Diante de uma diversidade de diferentes 'medidas' de bem-estar, algumas das quais
parecem se contradizer (os animais nem sempre escolhem o que é melhor para sua saúde a
longo prazo, por exemplo), os cientistas de bem-estar animal adotaram uma de duas abordagens
complementares. Uma estratégia é tomar a soma do maior número de medidas possível
(comportamental, saúde, fisiológica) e usar uma check list de diferentes medidas [57], e 'triangular'
o que é um bom bem-estar. O outro é focar apenas nas duas perguntas: 'os animais são
saudáveis?' e 'eles têm o que querem?' [54] . Por exemplo, a quinta das 'Cinco Liberdades' que o
Conselho de Bem-Estar dos Animais de Fazenda [58]argumentou que eram essenciais para o
bem-estar social é a "Liberdade para executar a maioria dos padrões de comportamento
naturais". Mas o comportamento natural é essencial para o bem-estar? Afinal, ser perseguido por
um predador é natural para a maioria dos animais selvagens, mas obviamente não é bom para o
bem-estar. Ao perguntar se a saúde de um animal é melhorada ao permitir que ele se comporte
naturalmente e se o animal mostra evidências de querer fazer o comportamento, podemos
distinguir entre o comportamento natural que melhora o bem-estar e o que talvez não [59]. Da
mesma forma, a distinção entre estereotipias (comportamentos fixos repetidos sem função
aparente) que podem indicar redução do bem-estar [7] e aqueles que são positivamente benéficos
para o animal [60] pode igualmente ser estabelecido usando a abordagem de 'duas
perguntas'. Algumas estereotipias parecem realmente beneficiar a saúde do animal. A mordida
repetida de portas de madeira ou cochos de alimentos mostrados por alguns cavalos
estabulados [61], por exemplo, está associada a úlceras gástricas reduzidas, possivelmente
porque o comportamento "anormal" estimula a produção e a deglutição de saliva, que por sua vez
protege o estômago do excesso de ácido. Outros, como morder a barra em porcas restritas, onde
o animal esfrega a boca até sangrar, indicam um bem-estar pobre nos motivos mais básicos de
saúde [7]. Como enfatizado anteriormente, não existe uma única medida de bem-estar.
Como a ciência pode ser usada para melhorar o bem-estar animal na prática?

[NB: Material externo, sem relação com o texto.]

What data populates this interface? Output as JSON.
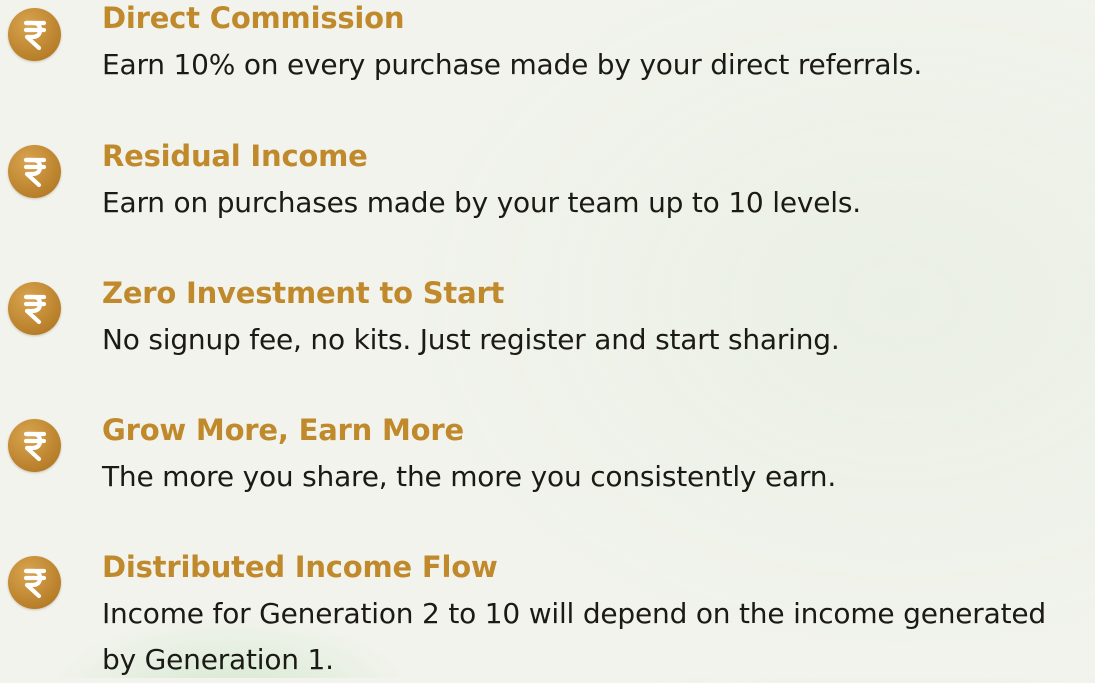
{
  "features": [
    {
      "icon": "rupee-icon",
      "title": "Direct Commission",
      "description": "Earn 10% on every purchase made by your direct referrals."
    },
    {
      "icon": "rupee-icon",
      "title": "Residual Income",
      "description": "Earn on purchases made by your team up to 10 levels."
    },
    {
      "icon": "rupee-icon",
      "title": "Zero Investment to Start",
      "description": "No signup fee, no kits. Just register and start sharing."
    },
    {
      "icon": "rupee-icon",
      "title": "Grow More, Earn More",
      "description": "The more you share, the more you consistently earn."
    },
    {
      "icon": "rupee-icon",
      "title": "Distributed Income Flow",
      "description": "Income for Generation 2 to 10 will depend on the income generated by Generation 1."
    }
  ],
  "colors": {
    "title": "#c08a2c",
    "icon_fill": "#b97f2a",
    "description": "#1c1a15",
    "background": "#f1f3ec"
  }
}
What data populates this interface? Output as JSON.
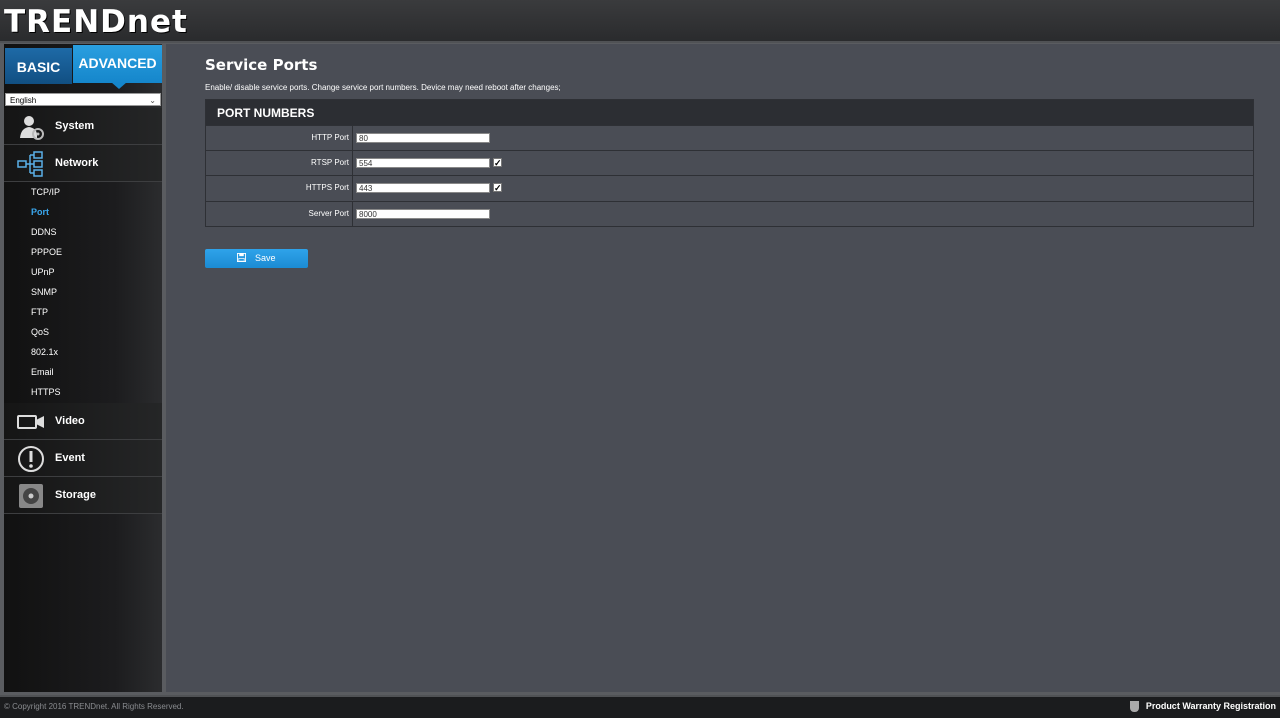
{
  "brand": {
    "logo": "TRENDnet"
  },
  "mode_tabs": {
    "basic": "BASIC",
    "advanced": "ADVANCED"
  },
  "language": {
    "selected": "English"
  },
  "sidebar": {
    "items": [
      {
        "label": "System",
        "icon": "system-user-gear-icon"
      },
      {
        "label": "Network",
        "icon": "network-tree-icon"
      },
      {
        "label": "Video",
        "icon": "video-camera-icon"
      },
      {
        "label": "Event",
        "icon": "exclamation-icon"
      },
      {
        "label": "Storage",
        "icon": "storage-disk-icon"
      }
    ],
    "network_sub": [
      "TCP/IP",
      "Port",
      "DDNS",
      "PPPOE",
      "UPnP",
      "SNMP",
      "FTP",
      "QoS",
      "802.1x",
      "Email",
      "HTTPS"
    ],
    "active_sub": "Port"
  },
  "main": {
    "title": "Service Ports",
    "description": "Enable/ disable service ports. Change service port numbers. Device may need reboot after changes;",
    "panel_title": "PORT NUMBERS",
    "rows": [
      {
        "label": "HTTP Port",
        "value": "80",
        "checkbox": false
      },
      {
        "label": "RTSP Port",
        "value": "554",
        "checkbox": true,
        "checked": true
      },
      {
        "label": "HTTPS Port",
        "value": "443",
        "checkbox": true,
        "checked": true
      },
      {
        "label": "Server Port",
        "value": "8000",
        "checkbox": false
      }
    ],
    "save_label": "Save"
  },
  "footer": {
    "copyright": "© Copyright 2016 TRENDnet. All Rights Reserved.",
    "warranty": "Product Warranty Registration"
  },
  "colors": {
    "accent": "#1b8bd3",
    "active_link": "#3aa7ee",
    "panel_header": "#2c2e33",
    "main_bg": "#4a4d55"
  }
}
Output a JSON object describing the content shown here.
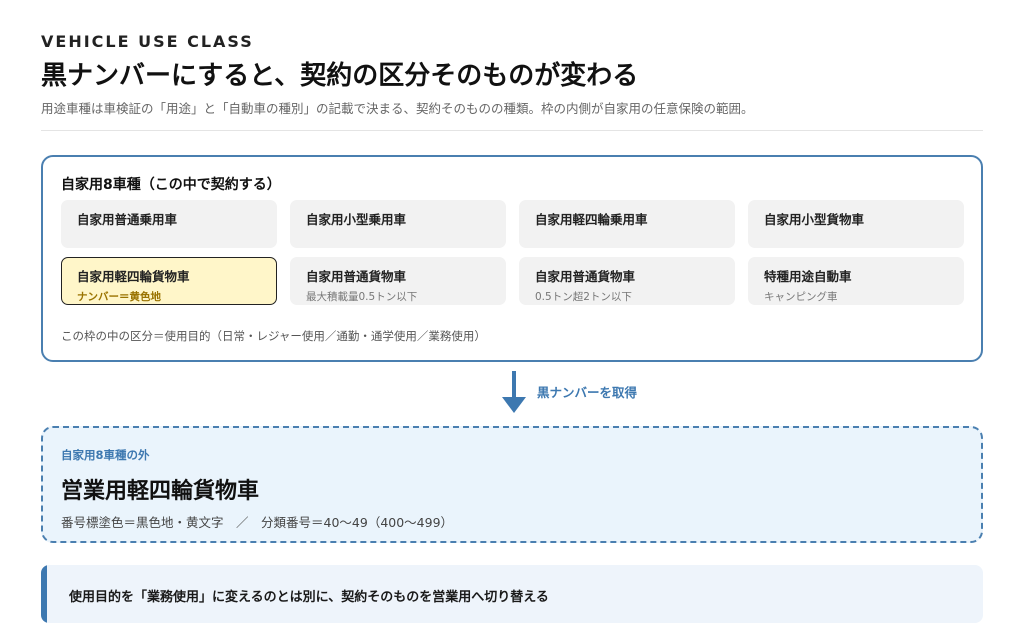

Tendo medido o bem-estar do bem e do mal, é necessário então traduzir o que foi
encontrado em melhorias no tratamento de animais reais - aqueles em fazendas comerciais e em
zoológicos, por exemplo. A ciência do bem-estar animal já resultou em mudanças nas leis que
regem o tratamento de animais [62, 63], mas ainda há muitas pesquisas que não são retomadas
na prática [64] . Embora haja muitas razões possíveis para isso, incluindo pressões comerciais
contra mudanças e falta de financiamento para desenvolver uma ideia de pesquisa em uma
solução prática, a maneira pela qual a pesquisa é concebida e conduzida também pode ter sido
parcialmente responsável. Dois desenvolvimentos recentes podem ajudar a mudar isso (Quadro
2).
Conclusões
A ciência do bem-estar animal pensa grande. Ela faz grandes perguntas sobre consciência
animal, saúde e emoções animais e aborda grandes problemas que afetam milhões de pessoas e
bilhões de animais. Para isso, ela recorre a uma variedade de novas técnicas e abordagens, para
que agora seja uma das mais abrangentes de todas as ciências biológicas. A consciência animal
é central para o estudo do bem-estar animal, mas ainda é tentadoramente o "problema difícil" e
precisa ser respeitado como tal. Não existe uma medida única de bem-estar animal (nenhum
equivalente conveniente de um teste decisivo), mas o foco em duas questões - o que melhora a
saúde animal e o que os próprios animais desejam - ajudará a trazer melhorias genuínas ao bem-
estar animal na prática e garantirá que os legisladores possam tomar decisões baseadas em
evidências. Embora as questões mais controversas no bem-estar animal digam respeito à
maneira como os humanos tratam animais doméstico e de cativeiro, as formas como esses
animais respondem estão enraizadas em seu passado evolutivo e em como seus ancestrais
selvagens reagiram a ameaças à sua saúde física. Os ecologistas comportamentais têm, portanto,
uma contribuição importante a dar à ciência do bem-estar animal, conectando esse legado
evolutivo ao que agora importa para os próprios animais.